Tout opposé est le rapport au temps des revues: leur fonctionnement est très lent, et souvent les comptes rendus d'ouvrages surviennnent trois ans après publication. Ainsi leur efficacité est nulle: ou l'on découvre l'existence de l'ouvrage quand il est introuvable, ou on l'a déjà lu et le compte rendu ne sert qu'à reproduire un processus obsolète de reconnaissance d'un chercheur par ses pairs. Par ailleurs, la faible diffusion des revues savantes les incite à publier des articles synthétiques, débarrassés de tous types de sources, suivis de comptes rendus trop brefs pour compléter la synthèse de l'ouvrage commenté d'une critique scientifique. Enfin, la faible culture technique des éditeurs comme des imprimeurs interdit quasiment toute publication de document graphique, en couleur comme en noir et blanc.
La publication de documents visuels est aussi considérablement simplifiée et peut s'accompagner d'extraits sonores ou vidéo, que le support papier ne pouvait accueillir. Gardons néanmoins à l'esprit les limites propres à Internet: si le format de page peut être fixé (en pdf), la diversité des écrans rend difficile un étalonnage des couleurs (instabilité d'une charte graphique). Mais une autre possibilité apparaît, notamment dans le domaine de la cartographie: on peut, outre la publication de quelques cartes synthétiques et bien commentées, laisser au lecteur le soin d'en réaliser autant qu'il veut, en fonction de ses centres d'intérêt. Ces atlas dynamiques sont à la carte ce qu'un interrogateur textuel est au texte. (ex: barthes.ens.fr/atlasclio, barthes.ens.fr/carto/era face à barthes.ens.fr/atelier/actuel/France-oct-99.gif et à barthes.ens.fr/atelier/actuel/Monde-oct-99.gif);
Ce déplacement de la matérialité du papier au disque dur, et du camion au réseau, favorise aussi un autre mode de publication des revues, où les articles ne sont pas contraints par des délais ou par une masse critique de pages pour paraître. Et les corrections comme les mises à jour sont considérablement simplifiées.

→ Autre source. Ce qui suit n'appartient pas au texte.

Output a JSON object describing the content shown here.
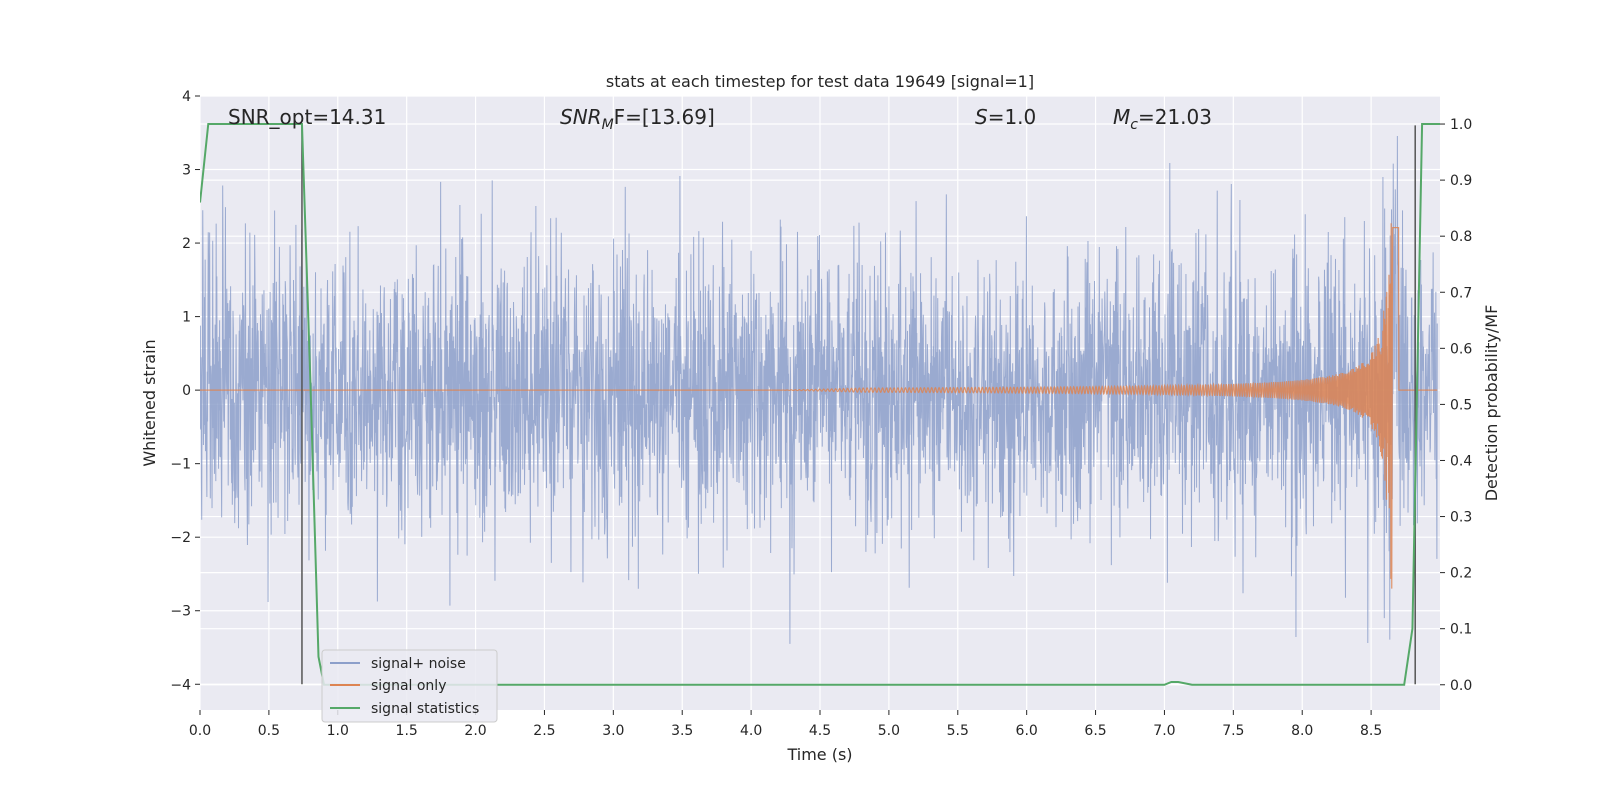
{
  "chart_data": {
    "type": "line",
    "title": "stats at each timestep for test data 19649 [signal=1]",
    "xlabel": "Time (s)",
    "ylabel": "Whitened strain",
    "y2label": "Detection probability/MF",
    "xlim": [
      0.0,
      9.0
    ],
    "ylim": [
      -4.35,
      4.0
    ],
    "y2lim": [
      -0.045,
      1.05
    ],
    "xticks": [
      0.0,
      0.5,
      1.0,
      1.5,
      2.0,
      2.5,
      3.0,
      3.5,
      4.0,
      4.5,
      5.0,
      5.5,
      6.0,
      6.5,
      7.0,
      7.5,
      8.0,
      8.5
    ],
    "xtick_labels": [
      "0.0",
      "0.5",
      "1.0",
      "1.5",
      "2.0",
      "2.5",
      "3.0",
      "3.5",
      "4.0",
      "4.5",
      "5.0",
      "5.5",
      "6.0",
      "6.5",
      "7.0",
      "7.5",
      "8.0",
      "8.5"
    ],
    "yticks": [
      4,
      3,
      2,
      1,
      0,
      -1,
      -2,
      -3,
      -4
    ],
    "ytick_labels": [
      "4",
      "3",
      "2",
      "1",
      "0",
      "−1",
      "−2",
      "−3",
      "−4"
    ],
    "y2ticks": [
      1.0,
      0.9,
      0.8,
      0.7,
      0.6,
      0.5,
      0.4,
      0.3,
      0.2,
      0.1,
      0.0
    ],
    "y2tick_labels": [
      "1.0",
      "0.9",
      "0.8",
      "0.7",
      "0.6",
      "0.5",
      "0.4",
      "0.3",
      "0.2",
      "0.1",
      "0.0"
    ],
    "grid": true,
    "legend_position": "lower-left",
    "annotations": {
      "snr_opt": "SNR_opt=14.31",
      "snr_mf_sym": "SNR",
      "snr_mf_sub": "M",
      "snr_mf_rest": "F=[13.69]",
      "s_sym": "S",
      "s_rest": "=1.0",
      "mc_sym": "M",
      "mc_sub": "c",
      "mc_rest": "=21.03"
    },
    "series": [
      {
        "name": "signal+ noise",
        "color": "#8c9fca",
        "axis": "left",
        "kind": "gaussian-noise-envelope",
        "time_range": [
          0.0,
          8.98
        ],
        "typical_range": [
          -1.8,
          1.8
        ],
        "extremes": [
          -3.45,
          3.62
        ]
      },
      {
        "name": "signal only",
        "color": "#dd8452",
        "axis": "left",
        "kind": "chirp",
        "onset_time": 4.2,
        "peak_time": 8.64,
        "merger_time": 8.7,
        "peak_amplitude": 2.7
      },
      {
        "name": "signal statistics",
        "color": "#55a868",
        "axis": "right",
        "x": [
          0.0,
          0.06,
          0.12,
          0.25,
          0.5,
          0.7,
          0.74,
          0.8,
          0.86,
          0.9,
          1.0,
          2.0,
          3.0,
          4.0,
          5.0,
          6.0,
          7.0,
          7.05,
          7.1,
          7.2,
          7.5,
          8.0,
          8.5,
          8.74,
          8.8,
          8.87,
          8.92,
          9.0
        ],
        "y": [
          0.86,
          1.0,
          1.0,
          1.0,
          1.0,
          1.0,
          1.0,
          0.55,
          0.05,
          0.0,
          0.0,
          0.0,
          0.0,
          0.0,
          0.0,
          0.0,
          0.0,
          0.005,
          0.005,
          0.0,
          0.0,
          0.0,
          0.0,
          0.0,
          0.1,
          1.0,
          1.0,
          1.0
        ]
      }
    ],
    "vertical_lines": [
      {
        "x": 0.74,
        "from": -4.0,
        "to": 3.6,
        "color": "#555555"
      },
      {
        "x": 8.82,
        "from": -4.0,
        "to": 3.6,
        "color": "#555555"
      }
    ]
  }
}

De notre expérience ressort le fait que l'interactivité entre les auteurs et leur lectorat est faible, même quand elle est favorisée par l'incitation à correspondre par mail. Mais, dans une logique de recherche, cela peut suffire car le serveur crée alors, comme l'explique Philippe Rygiel, un effet «aimant»: d'autres chercheurs, français ou étrangers, se proposent de collaborer avec l'équipe et les relations nouées sont souvent très fructueuses.
En revanche, les pratiques du lectorat sont archivées (dans les access_log) et l'auteur comme l'éditeur peuvent en tirer de riches informations: mode de navigation, mode d'accès à une page donnée (via un indexeur, la page de garde, ou direct -forme d'abonnement), etc. Ces pratiques définissent des profils au sens où leur agrégation donne du sens. En effet, on ne dispose pas de l'identité du lecteur, mais de celle d'une machine; pire, ce repérage n'est pas bi-univoque si l'on n'installe pas des cookies ou si celles-ci sont refusées (ex. des modems des providers).

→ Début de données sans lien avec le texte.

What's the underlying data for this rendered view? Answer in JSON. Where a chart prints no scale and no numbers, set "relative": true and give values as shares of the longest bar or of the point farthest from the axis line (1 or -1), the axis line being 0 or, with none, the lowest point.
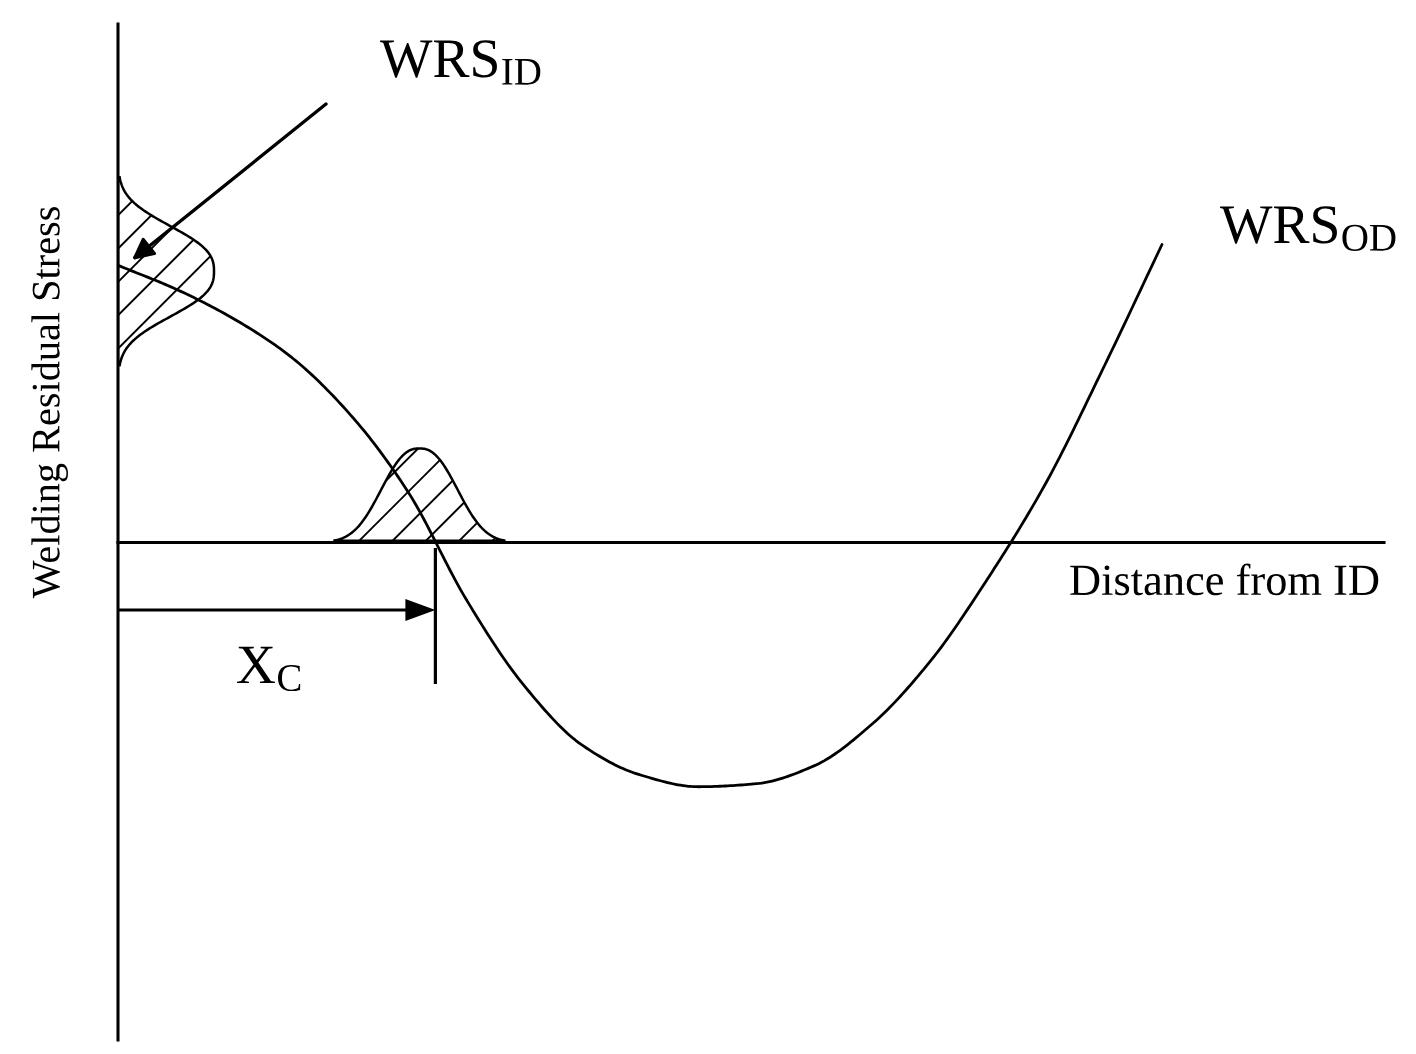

Cette mesure des pratiques du lectorat peut conduire à de premières inquiétudes éditoriales: l'innovation n'est pas valorisée: nous l'avons vérifié à nos dépens en mesurant le très faible succès de notre atlas de l'immigration (barthes.ens.fr/atlasclio, 60 accès par mois à ses débuts, il y a un an, 800 aujourd'hui sur un total de 25000); l'insertion de copies d'archives, sources essentielles pour l'historien, est elle aussi boudée (barthes.ens.fr/clio/illusref/a.gif, jusqu'à g.gif).
Elle peut aussi mener à favoriser la publication de textes brefs, puisque les textes de plus de 5 pages semblent ne pas être lus. De telles analyses sont en fait erronées: les pages non-lues sont souvent des pages non-vues. En effet, on oublie fréquemment que la moitié du lectorat est constituée de machines pures (sans humains derrière les claviers): dans une première estimation qui ne mesure pas l'incidence des caches, les indexeurs (moteurs de recherche) sont responsables de la moitié des accès à notre site barthes.ens.fr.
Ici nous touchons à un phénomène essentiel dans la promotion-réception de pages Internet. Il existe en effet deux méthodes pour faire connaître un serveur; l'une concentre toutes les modalités techniques du bouche à oreille: envois de mails collectifs, participation à des listes de discussion (ou gestion de ces listes) etc. L'autre renvoie à un lecteur autonome, qui interroge des indexeurs pour obtenir une information précise. Cela suppose que le serveur soit régulièrement référencé (après trois mois, les indexeurs «oublient» de revenir) et que les pages soient construites d'une façon qui corresponde à l'algorithme de l'indexeur: en effet, la majorité des moteurs de recherche n'effectuent leur indexation que sur l'équivalent de la première demi-page d'un document, mots clés (keywords) inclus. Ce qui signifie que 95% des mots d'un texte de 10 pages ne seront jamais indexés.
Nous visualisons là clairement une nouvelle pratique éditoriale, qui consiste à définir des mots-clés pertinents, à demander aux auteurs de rédiger un résumé de leur texte, et à spécifier régulièrement aux indexeurs les pages, anciennes comme nouvelles, d'un site donné, voire... à payer pour que les pages du site apparaissent en bonne position dans la liste des réponses proposées. (+ erreur à ne pas commettre: pages dynamiques non référençables, cf. O. Jacob, rechercher «Charles Goldfinger est consultant international en stratégies», sur un indexeur quelconque... www.odilejacob.fr/index.asp). Cette démarche est essentielle pour se faire connaître des lecteurs.
Je concluerai en insistant sur le poids des traditions socio-économiques, dans l'espace de l'édition comme dans l'espace académique pour expliquer le besoin des chercheurs dynamiques de maîtriser les techniques contemporaines: dans un monde paralysé, Internet est un refuge technique particulièrement attrayant pour les chercheurs qui prennent très vite conscience des pratiques d'exclusion des propriétaires de l'écrit. Ce faisant, les premiers nourrissent la recherche et se créent des niches de compétence, puisqu'ils doivent acquérir une compétence technique tout en complétant leur culture traditionnelle en sciences humaines. Mais je ne doute pas non plus de la capacité des éditeurs (publishers) à reconstituer une alliance avec les «editors», anciens ou modernes, pour reconquérir, de façon encore plus monopolistique, le territoire des revues savantes.